DES MOINES — State election watchdogs are worried that if left unchecked this legislative session, a loophole in the state’s campaign finance disclosure law could release a flood of contributions from secret donors, which non-profit groups making independent expenditures could then use to target candidates in Iowa races at all governmental levels.
“I do think we’re starting to get into some dangerous terrain,” said Megan Tooker, executive director of the Iowa Ethics and Campaign Disclosure Board. The board issued an advisory opinion last election cycle indicating that, based on current Iowa law, non-profit entities making independent expenditures did not have to disclose the donors of contributions that were not earmarked for a specific purpose.
By placing a disclaimer on its website and solicitation materials, the American Family Association was able to raise $171,000 in Iowa’s 2010 judicial retention election from donors whose names were not disclosed under the earmark exemption, Tooker said. Everything AFA did was aboveboard and legal, she noted, but it exposed “a real weakness” in Iowa’s campaign disclosure provision that could be significantly exploited in the coming election if lawmakers do not move to close it before they adjourn their 2012 session next month.
Under a 2010 U.S. Supreme Court ruling in a case known as Citizens United, the government can’t restrict political expenditures by corporations and unions. State Sen. Jeff Danielson, D-Waterloo, chairman of the Senate State Government Committee, likened the resulting situation to a scene from the movie “Jurassic Park” in which aggressive dinosaurs are constantly testing fences.
“The board is now concerned because that ruling is out there and it’s essentially an administrative rule — it is the law of the land and people will use it to keep their campaign contribution secret,” said Danielson, who sponsored a bill to close the loophole. “You’re going to see a flood of secret money in Iowa elections this fall if this isn’t passed. They’ve already tested it.”
Though Danielson’s measure won Senate approval on a 31-19 vote March 14, it arrived too late for the Iowa House to take up before it became ineligible for consideration this session. House leaders expressed interest in finding ways to resurrect the topic, if a bipartisan solution could be found to head off a repeat this fall of the barrage of “super PAC” candidate attack ads that Iowans were subjected to during the run-up to January’s GOP presidential precinct caucuses.

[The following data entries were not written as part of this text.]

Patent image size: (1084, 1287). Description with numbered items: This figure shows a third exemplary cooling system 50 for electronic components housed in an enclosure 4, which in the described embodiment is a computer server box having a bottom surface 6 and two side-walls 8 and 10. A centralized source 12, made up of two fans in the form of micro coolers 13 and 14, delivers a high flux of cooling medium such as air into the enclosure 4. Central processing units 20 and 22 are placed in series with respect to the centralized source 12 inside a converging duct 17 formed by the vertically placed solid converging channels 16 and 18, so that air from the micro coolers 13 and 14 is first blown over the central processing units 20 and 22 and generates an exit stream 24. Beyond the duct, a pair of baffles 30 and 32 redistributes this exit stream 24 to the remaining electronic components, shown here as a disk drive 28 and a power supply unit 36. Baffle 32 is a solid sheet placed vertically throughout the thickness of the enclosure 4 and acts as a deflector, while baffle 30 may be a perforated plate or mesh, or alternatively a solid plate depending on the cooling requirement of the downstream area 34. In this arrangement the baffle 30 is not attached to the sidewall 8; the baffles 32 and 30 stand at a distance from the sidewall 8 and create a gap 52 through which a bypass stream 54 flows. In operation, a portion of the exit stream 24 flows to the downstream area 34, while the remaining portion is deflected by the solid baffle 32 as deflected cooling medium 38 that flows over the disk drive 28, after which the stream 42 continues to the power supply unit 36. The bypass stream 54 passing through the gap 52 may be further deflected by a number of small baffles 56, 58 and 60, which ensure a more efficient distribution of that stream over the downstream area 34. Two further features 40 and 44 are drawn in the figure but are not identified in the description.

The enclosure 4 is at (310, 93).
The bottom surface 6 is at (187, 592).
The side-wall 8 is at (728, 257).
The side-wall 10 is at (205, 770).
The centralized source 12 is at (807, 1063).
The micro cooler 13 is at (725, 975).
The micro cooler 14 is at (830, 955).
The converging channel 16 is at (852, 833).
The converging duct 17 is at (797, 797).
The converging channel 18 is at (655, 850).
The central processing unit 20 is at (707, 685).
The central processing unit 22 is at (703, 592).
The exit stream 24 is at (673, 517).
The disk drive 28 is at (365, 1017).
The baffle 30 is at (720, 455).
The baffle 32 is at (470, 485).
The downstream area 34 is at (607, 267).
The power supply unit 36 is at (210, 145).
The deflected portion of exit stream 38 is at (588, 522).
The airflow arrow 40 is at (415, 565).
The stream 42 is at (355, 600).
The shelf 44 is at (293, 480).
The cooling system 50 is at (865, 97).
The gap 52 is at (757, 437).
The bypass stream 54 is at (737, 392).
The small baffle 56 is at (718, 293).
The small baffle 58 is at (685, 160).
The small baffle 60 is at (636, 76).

“I’m open to looking at this,” said Rep. Peter Cownie, R-West Des Moines, chairman of the House State Government Committee. While Danielson’s bill was sidelined in the legislative process, Cownie noted, “nothing is dead until we’re out of here” — but he said any changes to Iowa’s campaign finance disclosure laws would have to pass constitutional muster to conform with federal free speech protections.
Sonia Ashe of the Iowa Public Interest Research Group consumer watchdog said Iowa is facing an untenable situation where candidates and political action committees, which have to disclose their contributions and spending, would be forced to go up against non-profit groups claiming to exist for educational or political speech purposes that will not be subject to the same requirement.
“In this day and age, with the amount of money that is getting poured into politics, being able to have that transparency and accountability is absolutely necessary,” she said. “The doors are wide open. I think what happened during the 2012 Iowa caucuses is exactly what we expected to happen, and what we should expect to happen in the future if we don’t take some measures either to curtail the amount of spending that’s pouring into politics or at least find ways to improve our disclosure.”
Ashe, a Statehouse lobbyist for Iowa PIRG, said she is concerned the campaign finance disclosure issue was somewhat “under the radar” this legislative session because the focus has been on state budget issues and ways to reform Iowa’s property tax, education and mental health systems. But she said the election law loophole should be of priority concern to proponents of good government in Iowa.
“We won’t see legislative action unless people start demanding it,” Ashe said. “… It’s not a situation where it’s under the radar because people don’t care, I think it’s under the radar because at this point people don’t know.
“I think the more we can shine some sunshine on the books when it comes to political spending, the better.”